22 Decembris 2006

St. Paul’s and environs

David was so chuffed by the British Museum that he came home with all sorts of plans for the next day. We’ll walk down here and see that and then walk there and see those on the way, and then we can…

I thought he was, shall we say, overstating things a bit. So I started figuring out bus and Underground routes, thanks to free wireless and the Transport for London website, which is really amazingly useful.

Here’s something I didn’t know that you should if you’re going to London. Get an Oyster card before you go. Oyster cards will be familiar to DCites; they’re London’s analogue to the Metro SmartCard. In London, they save boatloads of money (because public transport, like everything else, is expensive: at roughly two dollars per pound, non-Oyster fare is three bucks per bus trip and six bucks per Tube excursion!), but it’s all but impossible to get one while you’re actually there. This site will let you grab one online, and you absolutely should.

So anyway, David didn’t even wake up on time to start his monster let’s-walk-all-of-London trip, so we got on the bus (with a bit of trouble owing to road construction around King’s Cross) and went to St. Paul’s instead. The kindly gent at the entrance decided without our prompting that we were students and gave us the student discount; I didn’t argue, as it’s true in David’s case at least.

The cathedral is lovely, and refurbishment efforts of late have done marvelously well. It’s hard to do “ornate” without landing at “gracelessly loud and tacky,” but St. Paul’s manages it quite nicely. Do, if you go, look carefully at the names on the various statues; it isn’t just old war heroes. “Is that the Sir William Jones? He’s got Sanskrit on his book,” I whispered to David. And sure enough it was. A linguist in St. Paul’s, who’d have thought?

A lexicographer, too; you may make your bow to a statue of Samuel Johnson. And writers (John Donne’s effigy is the most famous), composers, statesmen (as opposed to politicians and nobles) and of course churchmen, all sculpted in fine style, though some of the subjects might have been a tad shocked at the dramatic flying robes. It does give one a certain amount of hope for the world, the enshrining of great scientific and artistic minds in St. Paul’s.

The monument to Wellington? Is miles over the top. Grotesque. But that’s only to be expected, and it is to the cathedral’s credit that it’s just about the only over-the-top piece on the main floor. The Nelson tomb in the crypt has a ponderous dignity that I find preferable, even if the thing is much too large.
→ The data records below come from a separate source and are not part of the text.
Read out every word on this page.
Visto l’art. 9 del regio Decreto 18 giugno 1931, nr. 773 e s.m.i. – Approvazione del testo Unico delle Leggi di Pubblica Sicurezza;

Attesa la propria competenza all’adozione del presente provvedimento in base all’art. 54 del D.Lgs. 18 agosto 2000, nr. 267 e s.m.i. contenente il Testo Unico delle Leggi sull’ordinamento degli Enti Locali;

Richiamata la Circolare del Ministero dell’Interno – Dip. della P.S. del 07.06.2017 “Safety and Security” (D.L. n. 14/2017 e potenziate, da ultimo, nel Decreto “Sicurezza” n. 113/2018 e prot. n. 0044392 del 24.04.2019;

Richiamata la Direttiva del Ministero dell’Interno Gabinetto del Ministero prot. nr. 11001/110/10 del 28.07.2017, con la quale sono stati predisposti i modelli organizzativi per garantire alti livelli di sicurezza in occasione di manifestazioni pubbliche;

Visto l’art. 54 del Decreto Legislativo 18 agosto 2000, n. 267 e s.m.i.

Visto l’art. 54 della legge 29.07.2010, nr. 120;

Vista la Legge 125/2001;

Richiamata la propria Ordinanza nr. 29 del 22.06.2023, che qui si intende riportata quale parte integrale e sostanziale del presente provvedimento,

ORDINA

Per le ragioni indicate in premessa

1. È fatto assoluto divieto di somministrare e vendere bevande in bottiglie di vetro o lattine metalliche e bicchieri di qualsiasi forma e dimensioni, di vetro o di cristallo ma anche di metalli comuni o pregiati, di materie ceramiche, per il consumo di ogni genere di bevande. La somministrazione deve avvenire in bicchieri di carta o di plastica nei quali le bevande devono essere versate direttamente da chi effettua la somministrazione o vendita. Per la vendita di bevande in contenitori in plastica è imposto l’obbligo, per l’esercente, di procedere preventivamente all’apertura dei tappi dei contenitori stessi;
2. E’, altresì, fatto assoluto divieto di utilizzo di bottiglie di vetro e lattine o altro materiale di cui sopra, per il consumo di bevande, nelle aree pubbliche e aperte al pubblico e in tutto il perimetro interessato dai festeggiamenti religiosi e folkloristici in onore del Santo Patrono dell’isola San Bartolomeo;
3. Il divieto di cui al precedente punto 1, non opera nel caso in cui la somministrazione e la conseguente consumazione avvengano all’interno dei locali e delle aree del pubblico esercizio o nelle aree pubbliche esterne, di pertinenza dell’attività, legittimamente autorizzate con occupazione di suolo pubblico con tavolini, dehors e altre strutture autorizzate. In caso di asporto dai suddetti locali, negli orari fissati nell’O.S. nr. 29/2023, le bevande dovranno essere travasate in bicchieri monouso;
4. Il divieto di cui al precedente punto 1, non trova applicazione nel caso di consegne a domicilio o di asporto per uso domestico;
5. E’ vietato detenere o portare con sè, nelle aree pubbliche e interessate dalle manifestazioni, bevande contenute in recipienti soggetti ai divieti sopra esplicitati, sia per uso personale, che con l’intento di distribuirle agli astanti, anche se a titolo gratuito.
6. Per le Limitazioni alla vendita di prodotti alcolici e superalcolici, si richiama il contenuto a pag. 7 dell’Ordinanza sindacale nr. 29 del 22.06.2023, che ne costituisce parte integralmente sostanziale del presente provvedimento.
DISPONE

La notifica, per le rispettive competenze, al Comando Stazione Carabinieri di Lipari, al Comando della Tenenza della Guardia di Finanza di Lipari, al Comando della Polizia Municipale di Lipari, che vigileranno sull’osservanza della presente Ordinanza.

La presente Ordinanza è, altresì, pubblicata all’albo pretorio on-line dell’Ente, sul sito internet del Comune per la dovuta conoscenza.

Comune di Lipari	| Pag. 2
We climbed the stairs to the Whispering Gallery amidst a swarm of French middle-school students, who gleefully demonstrated the space’s notable (and very much functional) acoustic effect. What impressed me even more than that, though, was that Wren’s design didn’t give me the acrophobic wiggins, though the Gallery is definitely a wiggins-distance (thirty yards or so) above the floor. I felt perfectly secure, and enjoyed the chance to examine the mosaics from a closer angle.

The Stone Gallery, too, is worth climbing to. Be prepared for the knifelike wind on the exterior roundabout, but don’t let it stop you—the view of London is awesome. (And don’t pick a rainy day to go to St. Paul’s! We were very much in luck, as the day we went was clear as a bell.) David hiked all the way up the dome to the last gallery; I balked, fearing the acrophobic wiggins. He says there isn’t much in it; the exterior views are much the same as from the Stone Gallery.

The crypt is utterly fascinating; save some time to wander it. Again, one of the signal qualities of St. Paul’s is that later additions to it, such as the Churchill Gates, haven’t ruined it; later artists are either so awed by Wren’s masterwork or so micromanaged by cathedral brass that they don’t do anything stupid. This is a rare thing, and to be celebrated.

I did like Wren’s own epitaph: “Lector, si monumentum requiris, circumspice.” That’s an artisan proud of his work, that is, and he had every right to be.

We picked up some sandwiches from the nearby mini-mart, and I discovered Wensleydale cheese, for which I shall have evil unholy cravings as long as I live. (It was probably faux Wensleydale, but oh well. Does anybody import the real thing? I would pay fancy prices to try it.) We then wandered down past the Museum of London, the Bank of England and the Royal Exchange, and other bits of architecture and statuary until we got to the Tower of London.

It was far too late to go in—quite dark, though that happens early in London in late November—and honestly I think that’s just as well, because the place gives me the creeps. Tons of forbidding stone, tiny windows that hoard pain and despair, a Gormenghastly lack of architectural rhyme or reason… I have trouble contemplating human cruelty. I’ve lived near the Holocaust Museum for a year and a half now, and I can’t make myself go. I’m not sure I could tour the Tower for similar reasons. Sure, it spent a couple centuries as an inoffensive storehouse, but that doesn’t erase what it was before that.

We caught the tube back to King’s Cross and found a little hole-in-the-wall all-vegetarian Indian place for dinner. Absolutely no complaints; the food was excellent and the service kind. And so ended a day that turned out much less ambitious than planned, but probably more satisfying because of it.